瀬里沢は何処からか聞こえる声に怯え、俺は瀬里沢に心当たりがあるか聞くが答えは帰って来ず、オロオロしていた。
静雄だけは無言で辺りの気配を窺い、目と顔を忙しなく動かして構えを取る。
だが、あの声が収まっても何も現れはしなかった。
……瀬里沢がもう一度俺に何か言いかけた時に、俺達が目指していた出口へと繋がる扉が反対側から突然開き、反射的に身構えたけど襲い掛かってくる事も無く、何かがこちらに飛び込みそれは宙を浮いて俺達の周りを飛び回る。
紙? 何で紙が空を浮く? 瀬里沢はまだ扉を注視したままだったが、俺は警戒しながらもそれを目で追う。
静雄も同じく空中に浮く『紙』を鋭く睨みすり足で近寄る。
「安永避けろ!」
そんな静雄の動きを凛とした声が注意を叫び、開いた扉から宇隆さんが両手に持った物を前に突き出し、静雄に飛び掛かった。
ガキキッ
……様に見えたが、そうでは無く静雄は構えたまま横に飛び退り元いた場所へ目を向けると、そこには先程倒した筈の瀬里沢の祖父の幽体が立ち上がり、振り下した刀を受け止める宇隆さんが居た。
ギリガリ音を立てて宇隆さんの持つそれと鬩ぎ合っている。
「安永君! オマケで石田! 今助けに来たわって……お邪魔の様ね」
「手を離してはダメ。約束、来た」
お前らも一緒かよ、本当に来ちまったんだな。
真逆星ノ宮も来るのか? それに倒した筈のアレが何でまた立ち上がってるんだーって、よく見ると表面の崩れかけた瀬里沢祖父(仮)が剥がれ落ち、別のモノが覗かせている。

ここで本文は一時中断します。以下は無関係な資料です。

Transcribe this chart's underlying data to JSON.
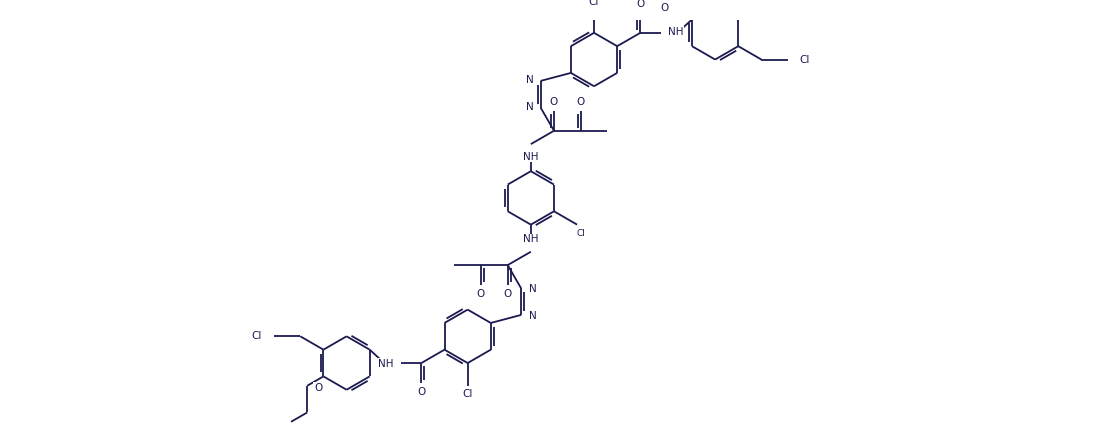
{
  "bg_color": "#ffffff",
  "line_color": "#1a1a50",
  "line_width": 1.3,
  "font_size": 7.5,
  "figsize": [
    10.97,
    4.25
  ],
  "dpi": 100,
  "xlim": [
    0,
    10.97
  ],
  "ylim": [
    0,
    4.25
  ]
}
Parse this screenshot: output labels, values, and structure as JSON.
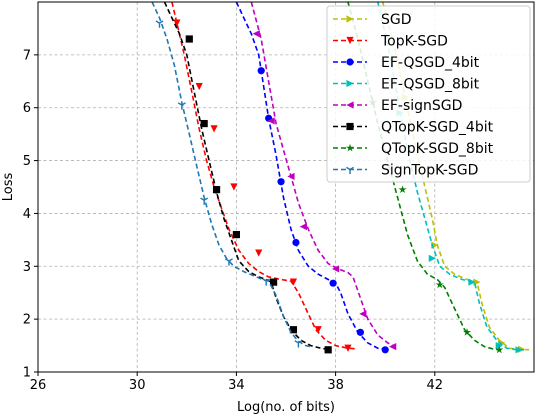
{
  "chart_data": {
    "type": "line",
    "xlabel": "Log(no. of bits)",
    "ylabel": "Loss",
    "xlim": [
      26,
      46
    ],
    "ylim": [
      1,
      8
    ],
    "xticks": [
      26,
      30,
      34,
      38,
      42
    ],
    "xtick_labels": [
      "26",
      "30",
      "34",
      "38",
      "42"
    ],
    "yticks": [
      1,
      2,
      3,
      4,
      5,
      6,
      7
    ],
    "ytick_labels": [
      "1",
      "2",
      "3",
      "4",
      "5",
      "6",
      "7"
    ],
    "grid": true,
    "grid_style": "dashed",
    "legend_position": "top-right",
    "series": [
      {
        "name": "SGD",
        "color": "#bfbf00",
        "marker": "triangle-right",
        "x": [
          39.9,
          40.4,
          40.9,
          41.3,
          41.7,
          41.9,
          42.1,
          42.4,
          42.8,
          43.3,
          43.7,
          43.9,
          44.2,
          44.6,
          45.0,
          45.4,
          45.8
        ],
        "y": [
          8.0,
          7.1,
          6.0,
          5.1,
          4.3,
          3.9,
          3.4,
          3.0,
          2.85,
          2.75,
          2.7,
          2.3,
          1.85,
          1.6,
          1.45,
          1.43,
          1.42
        ],
        "marker_x": [
          40.8,
          42.0,
          43.7,
          44.7,
          45.5
        ],
        "marker_y": [
          6.2,
          3.4,
          2.7,
          1.55,
          1.43
        ]
      },
      {
        "name": "TopK-SGD",
        "color": "#ff0000",
        "marker": "triangle-down",
        "x": [
          31.4,
          31.6,
          31.9,
          32.2,
          32.5,
          32.8,
          33.1,
          33.4,
          33.7,
          34.1,
          34.5,
          34.9,
          35.3,
          35.8,
          36.2,
          36.5,
          36.9,
          37.2,
          37.6,
          38.0,
          38.5,
          38.8
        ],
        "y": [
          8.0,
          7.6,
          7.0,
          6.3,
          5.6,
          5.0,
          4.5,
          4.1,
          3.7,
          3.3,
          3.05,
          2.9,
          2.8,
          2.75,
          2.72,
          2.5,
          2.1,
          1.8,
          1.6,
          1.5,
          1.45,
          1.44
        ],
        "marker_x": [
          31.6,
          32.5,
          33.1,
          33.9,
          34.9,
          36.3,
          37.3,
          38.5
        ],
        "marker_y": [
          7.6,
          6.4,
          5.6,
          4.5,
          3.25,
          2.7,
          1.8,
          1.45
        ]
      },
      {
        "name": "EF-QSGD_4bit",
        "color": "#0000ff",
        "marker": "circle",
        "x": [
          34.0,
          34.3,
          34.6,
          34.9,
          35.1,
          35.3,
          35.6,
          35.9,
          36.2,
          36.5,
          36.9,
          37.3,
          37.7,
          38.0,
          38.2,
          38.5,
          38.9,
          39.3,
          39.7,
          40.1
        ],
        "y": [
          8.0,
          7.7,
          7.4,
          7.0,
          6.4,
          5.8,
          5.1,
          4.3,
          3.7,
          3.3,
          3.0,
          2.85,
          2.75,
          2.68,
          2.5,
          2.1,
          1.75,
          1.55,
          1.45,
          1.42
        ],
        "marker_x": [
          35.0,
          35.3,
          35.8,
          36.4,
          37.9,
          39.0,
          40.0
        ],
        "marker_y": [
          6.7,
          5.8,
          4.6,
          3.45,
          2.68,
          1.75,
          1.42
        ]
      },
      {
        "name": "EF-QSGD_8bit",
        "color": "#00bfbf",
        "marker": "triangle-right",
        "x": [
          39.7,
          40.1,
          40.5,
          40.9,
          41.3,
          41.6,
          41.9,
          42.2,
          42.6,
          43.1,
          43.6,
          43.8,
          44.1,
          44.5,
          44.9,
          45.3,
          45.6
        ],
        "y": [
          8.0,
          7.2,
          6.2,
          5.2,
          4.4,
          3.9,
          3.4,
          3.0,
          2.85,
          2.75,
          2.7,
          2.3,
          1.85,
          1.6,
          1.45,
          1.42,
          1.42
        ],
        "marker_x": [
          40.6,
          41.9,
          43.5,
          44.6,
          45.4
        ],
        "marker_y": [
          5.9,
          3.15,
          2.7,
          1.5,
          1.42
        ]
      },
      {
        "name": "EF-signSGD",
        "color": "#bf00bf",
        "marker": "triangle-left",
        "x": [
          34.6,
          35.0,
          35.3,
          35.6,
          35.9,
          36.2,
          36.5,
          36.9,
          37.3,
          37.7,
          38.1,
          38.5,
          38.7,
          39.0,
          39.3,
          39.7,
          40.1,
          40.4
        ],
        "y": [
          8.0,
          7.3,
          6.5,
          5.7,
          5.2,
          4.7,
          4.2,
          3.7,
          3.3,
          3.05,
          2.95,
          2.88,
          2.8,
          2.4,
          2.0,
          1.7,
          1.55,
          1.48
        ],
        "marker_x": [
          34.8,
          35.4,
          36.2,
          36.7,
          38.0,
          39.1,
          40.3
        ],
        "marker_y": [
          7.4,
          5.75,
          4.7,
          3.75,
          2.95,
          2.1,
          1.48
        ]
      },
      {
        "name": "QTopK-SGD_4bit",
        "color": "#000000",
        "marker": "square",
        "x": [
          31.1,
          31.4,
          31.7,
          32.0,
          32.3,
          32.6,
          32.9,
          33.2,
          33.5,
          33.8,
          34.1,
          34.5,
          34.9,
          35.2,
          35.4,
          35.6,
          35.9,
          36.2,
          36.6,
          37.0,
          37.4,
          37.8
        ],
        "y": [
          8.0,
          7.7,
          7.4,
          7.0,
          6.3,
          5.6,
          5.0,
          4.4,
          3.9,
          3.5,
          3.1,
          2.9,
          2.8,
          2.75,
          2.7,
          2.4,
          2.05,
          1.8,
          1.6,
          1.5,
          1.45,
          1.42
        ],
        "marker_x": [
          32.1,
          32.7,
          33.2,
          34.0,
          35.5,
          36.3,
          37.7
        ],
        "marker_y": [
          7.3,
          5.7,
          4.45,
          3.6,
          2.7,
          1.8,
          1.42
        ]
      },
      {
        "name": "QTopK-SGD_8bit",
        "color": "#008000",
        "marker": "star",
        "x": [
          38.5,
          38.9,
          39.3,
          39.7,
          40.1,
          40.5,
          40.9,
          41.3,
          41.7,
          42.1,
          42.4,
          42.8,
          43.2,
          43.6,
          44.0,
          44.4,
          44.8
        ],
        "y": [
          8.0,
          7.3,
          6.5,
          5.7,
          5.0,
          4.3,
          3.6,
          3.1,
          2.85,
          2.75,
          2.6,
          2.2,
          1.8,
          1.6,
          1.48,
          1.43,
          1.42
        ],
        "marker_x": [
          39.5,
          40.7,
          42.2,
          43.3,
          44.6
        ],
        "marker_y": [
          6.1,
          4.45,
          2.65,
          1.75,
          1.42
        ]
      },
      {
        "name": "SignTopK-SGD",
        "color": "#1f77b4",
        "marker": "tri-down",
        "x": [
          30.6,
          30.9,
          31.2,
          31.5,
          31.8,
          32.1,
          32.4,
          32.7,
          33.0,
          33.3,
          33.6,
          33.9,
          34.3,
          34.7,
          35.0,
          35.3,
          35.6,
          35.9,
          36.2,
          36.5,
          36.8,
          37.0
        ],
        "y": [
          8.0,
          7.7,
          7.3,
          6.8,
          6.1,
          5.5,
          4.9,
          4.3,
          3.8,
          3.4,
          3.15,
          3.0,
          2.9,
          2.82,
          2.76,
          2.72,
          2.45,
          2.05,
          1.75,
          1.58,
          1.5,
          1.48
        ],
        "marker_x": [
          30.9,
          31.8,
          32.7,
          33.7,
          35.2,
          36.5
        ],
        "marker_y": [
          7.6,
          6.05,
          4.25,
          3.1,
          2.72,
          1.55
        ]
      }
    ]
  }
}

《カカカッ、こうまで邪魔が入るとは儂も運が良いのか悪いのか。小娘に貴様ら四人覚悟せよ》
「小娘では無い! 私の名は宇隆真琴だ!」
「俺達は一纏めかよ……つか、誰だよあんた?」
パラパラと音がする訳ではないが、その瀬里沢祖父の顔は剥がれ落ち既に別人になっていた。
見た目爺さんの中から、他の人物が蛇の様に脱皮したようにも見えて気味が悪い。
《儂はこの瀬里沢家を守護せし者、契約者と交わした約定である対価を貰い受ける。邪魔する物は瀬里沢に仇成す者とし斬り伏せようぞ》
守護? じゃあ何故珠麗さんを狙うんだ? 意味が分からん。
本当に珠麗さんはこいつの言う『契約者』なのか? 理由の分からない事で襲われるのは勘弁して欲しいが……こいつは知らなきゃいけない事が増えたな。